UCCLA protests state of Canadian internee cemetery


OTTAWA - A small Ukrainian Catholic cemetery located near La Ferme, Quebec, site of the Spirit Lake internment camp from January 13, 1915, to January 28, 1917, is in danger of disappearing entirely unless the federal government takes immediate steps to protect and restore what many Ukrainian Canadians regard as a sacred place, worthy of designation as a national historic site.

During a symposium on November 17 organized by the Spirit Lake Camp Corp., representatives of the Ukrainian Canadian community - Andrew Hladyshevsky, president of the Ukrainian Canadian Foundation of Taras Shevchenko, and Dr. Lubomyr Luciuk, director of research for the Ukrainian Canadian Civil Liberties Association - visited the cemetery, located in the adjacent boreal forest at some distance from the main internment camp site.

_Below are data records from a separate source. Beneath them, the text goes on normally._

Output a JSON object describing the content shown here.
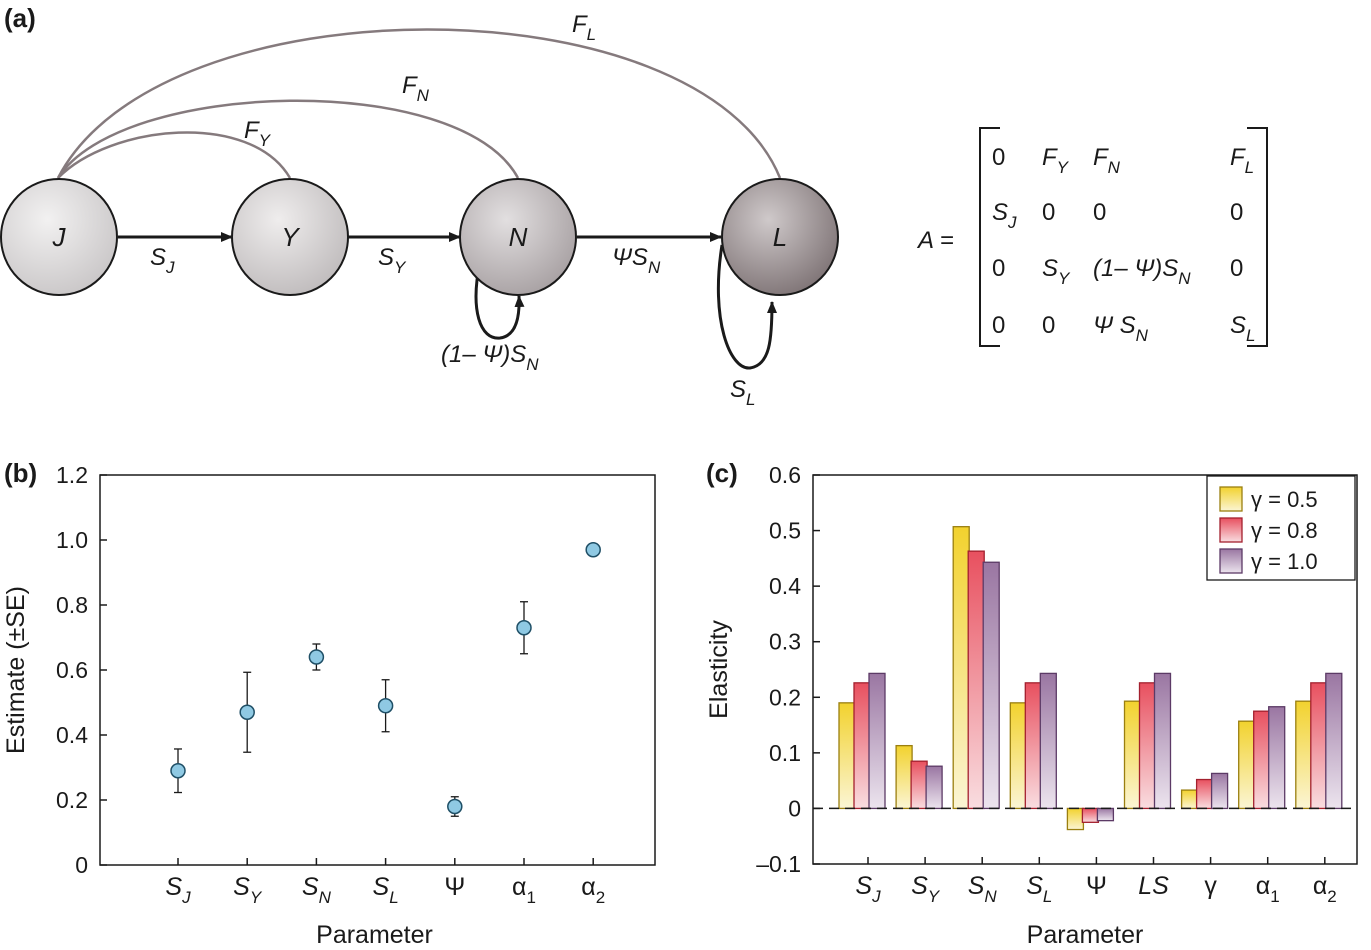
{
  "panels": {
    "a": "(a)",
    "b": "(b)",
    "c": "(c)"
  },
  "diagram": {
    "nodes": [
      {
        "id": "J",
        "label": "J"
      },
      {
        "id": "Y",
        "label": "Y"
      },
      {
        "id": "N",
        "label": "N"
      },
      {
        "id": "L",
        "label": "L"
      }
    ],
    "survival_edges": [
      {
        "from": "J",
        "to": "Y",
        "base": "S",
        "sub": "J"
      },
      {
        "from": "Y",
        "to": "N",
        "base": "S",
        "sub": "Y"
      },
      {
        "from": "N",
        "to": "L",
        "base": "ΨS",
        "sub": "N"
      }
    ],
    "self_loops": [
      {
        "node": "N",
        "base": "(1– Ψ)S",
        "sub": "N"
      },
      {
        "node": "L",
        "base": "S",
        "sub": "L"
      }
    ],
    "fecundity_edges": [
      {
        "from": "Y",
        "to": "J",
        "base": "F",
        "sub": "Y"
      },
      {
        "from": "N",
        "to": "J",
        "base": "F",
        "sub": "N"
      },
      {
        "from": "L",
        "to": "J",
        "base": "F",
        "sub": "L"
      }
    ],
    "colors": {
      "J": "#d9d7d8",
      "Y": "#cfcccd",
      "N": "#bdb8ba",
      "L": "#9a9193",
      "fecundity_edge": "#857a7d",
      "survival_edge": "#1a1a1a"
    }
  },
  "matrix": {
    "label": "A =",
    "rows": [
      [
        {
          "t": "0"
        },
        {
          "t": "F",
          "s": "Y"
        },
        {
          "t": "F",
          "s": "N"
        },
        {
          "t": "F",
          "s": "L"
        }
      ],
      [
        {
          "t": "S",
          "s": "J"
        },
        {
          "t": "0"
        },
        {
          "t": "0"
        },
        {
          "t": "0"
        }
      ],
      [
        {
          "t": "0"
        },
        {
          "t": "S",
          "s": "Y"
        },
        {
          "t": "(1– Ψ)S",
          "s": "N"
        },
        {
          "t": "0"
        }
      ],
      [
        {
          "t": "0"
        },
        {
          "t": "0"
        },
        {
          "t": "Ψ S",
          "s": "N"
        },
        {
          "t": "S",
          "s": "L"
        }
      ]
    ]
  },
  "chart_data": [
    {
      "panel": "b",
      "type": "scatter",
      "ylabel": "Estimate (±SE)",
      "xlabel": "Parameter",
      "ylim": [
        0,
        1.2
      ],
      "yticks": [
        "0",
        "0.2",
        "0.4",
        "0.6",
        "0.8",
        "1.0",
        "1.2"
      ],
      "categories": [
        {
          "base": "S",
          "sub": "J",
          "italic": true
        },
        {
          "base": "S",
          "sub": "Y",
          "italic": true
        },
        {
          "base": "S",
          "sub": "N",
          "italic": true
        },
        {
          "base": "S",
          "sub": "L",
          "italic": true
        },
        {
          "base": "Ψ",
          "sub": "",
          "italic": false
        },
        {
          "base": "α",
          "sub": "1",
          "italic": false
        },
        {
          "base": "α",
          "sub": "2",
          "italic": false
        }
      ],
      "values": [
        0.29,
        0.47,
        0.64,
        0.49,
        0.18,
        0.73,
        0.97
      ],
      "se": [
        0.067,
        0.123,
        0.04,
        0.08,
        0.03,
        0.08,
        0.015
      ],
      "marker_color": "#8fc9e3",
      "marker_edge": "#1f4f66"
    },
    {
      "panel": "c",
      "type": "bar",
      "ylabel": "Elasticity",
      "xlabel": "Parameter",
      "ylim": [
        -0.1,
        0.6
      ],
      "yticks": [
        "–0.1",
        "0",
        "0.1",
        "0.2",
        "0.3",
        "0.4",
        "0.5",
        "0.6"
      ],
      "categories": [
        {
          "base": "S",
          "sub": "J",
          "italic": true
        },
        {
          "base": "S",
          "sub": "Y",
          "italic": true
        },
        {
          "base": "S",
          "sub": "N",
          "italic": true
        },
        {
          "base": "S",
          "sub": "L",
          "italic": true
        },
        {
          "base": "Ψ",
          "sub": "",
          "italic": false
        },
        {
          "base": "LS",
          "sub": "",
          "italic": true
        },
        {
          "base": "γ",
          "sub": "",
          "italic": false
        },
        {
          "base": "α",
          "sub": "1",
          "italic": false
        },
        {
          "base": "α",
          "sub": "2",
          "italic": false
        }
      ],
      "series": [
        {
          "name": "γ = 0.5",
          "values": [
            0.19,
            0.113,
            0.507,
            0.19,
            -0.038,
            0.193,
            0.033,
            0.157,
            0.193
          ],
          "color": "#f0d43a",
          "edge": "#9a7f10"
        },
        {
          "name": "γ = 0.8",
          "values": [
            0.226,
            0.085,
            0.463,
            0.226,
            -0.025,
            0.226,
            0.052,
            0.175,
            0.226
          ],
          "color": "#ec6b78",
          "edge": "#a3202e"
        },
        {
          "name": "γ = 1.0",
          "values": [
            0.243,
            0.076,
            0.443,
            0.243,
            -0.022,
            0.243,
            0.063,
            0.183,
            0.243
          ],
          "color": "#a784ad",
          "edge": "#5c3a66"
        }
      ],
      "legend_position": "top-right",
      "zero_line": "dashed"
    }
  ]
}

Dr. Luciuk commented: "In 1999, many of the internee crosses were still standing, and, while obviously neglected, this cemetery was surrounded by a small picket fence and marked with a wooden sign describing it as the final resting place of some of the men, and possibly children, held here during Canada's first national internment operations."

"Most were Ukrainians who had been herded up from the St. Michael the Archangel Parish in Montreal, then transported north by box car, here forced to labor for the profit of their gaolers on the grounds of a large experimental farm," Dr. Luciuk explained. "Today only two crosses still stand, the picket fence is down, the site is almost lost in the bush, and with it the memory of what happened here."

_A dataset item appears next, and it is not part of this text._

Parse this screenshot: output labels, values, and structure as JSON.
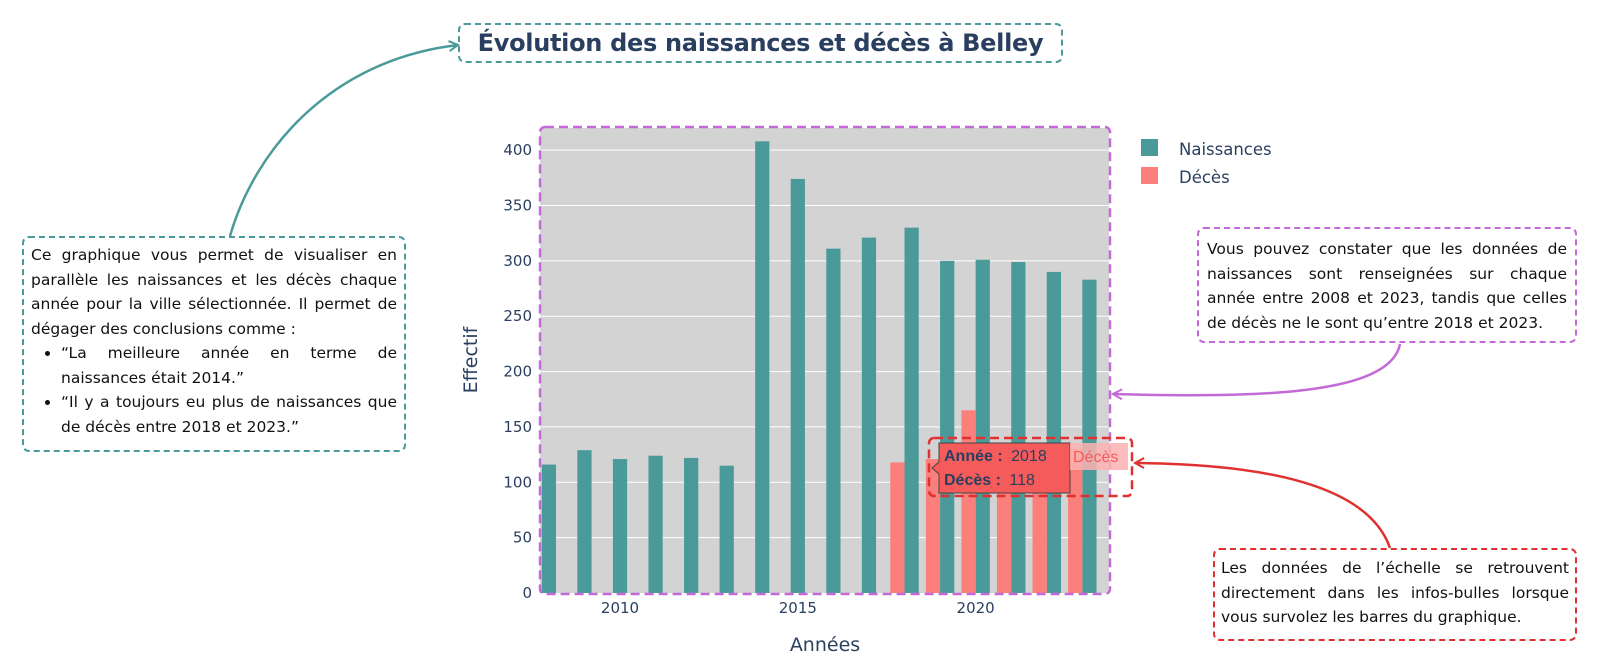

"While we endorse the work that the Spirit Lake Camp Corp. has been doing to establish an interpretive center where the camp once stood, we are alarmed at the lack of any care being shown for the cemetery," he continued. "For years now we have been asking Ottawa to step in and protect the site. They have ignored our requests. We would do this ourselves if we had the resources but, unfortunately, despite all the promises made to us over a year ago not a penny of the pledged funding has been received to date." Dr. Luciuk noted that the UCCLA has written to Minister of Canadian Heritage, Bev Oda, asking her to immediately provide the group with the resources it needs to acquire, restore and protect in perpetuity this hallowed ground.

"Innocents are buried there, far from their families and the communities they once knew. They are the only Ukrainian Canadians left at La Ferme," Dr. Luciuk said. "They lie here only because of their needless imprisonment as 'enemy aliens.' Those who so branded them have a moral duty to make sure that their final resting place does not itself end up being buried by the bush, neglected, forgotten and finally lost."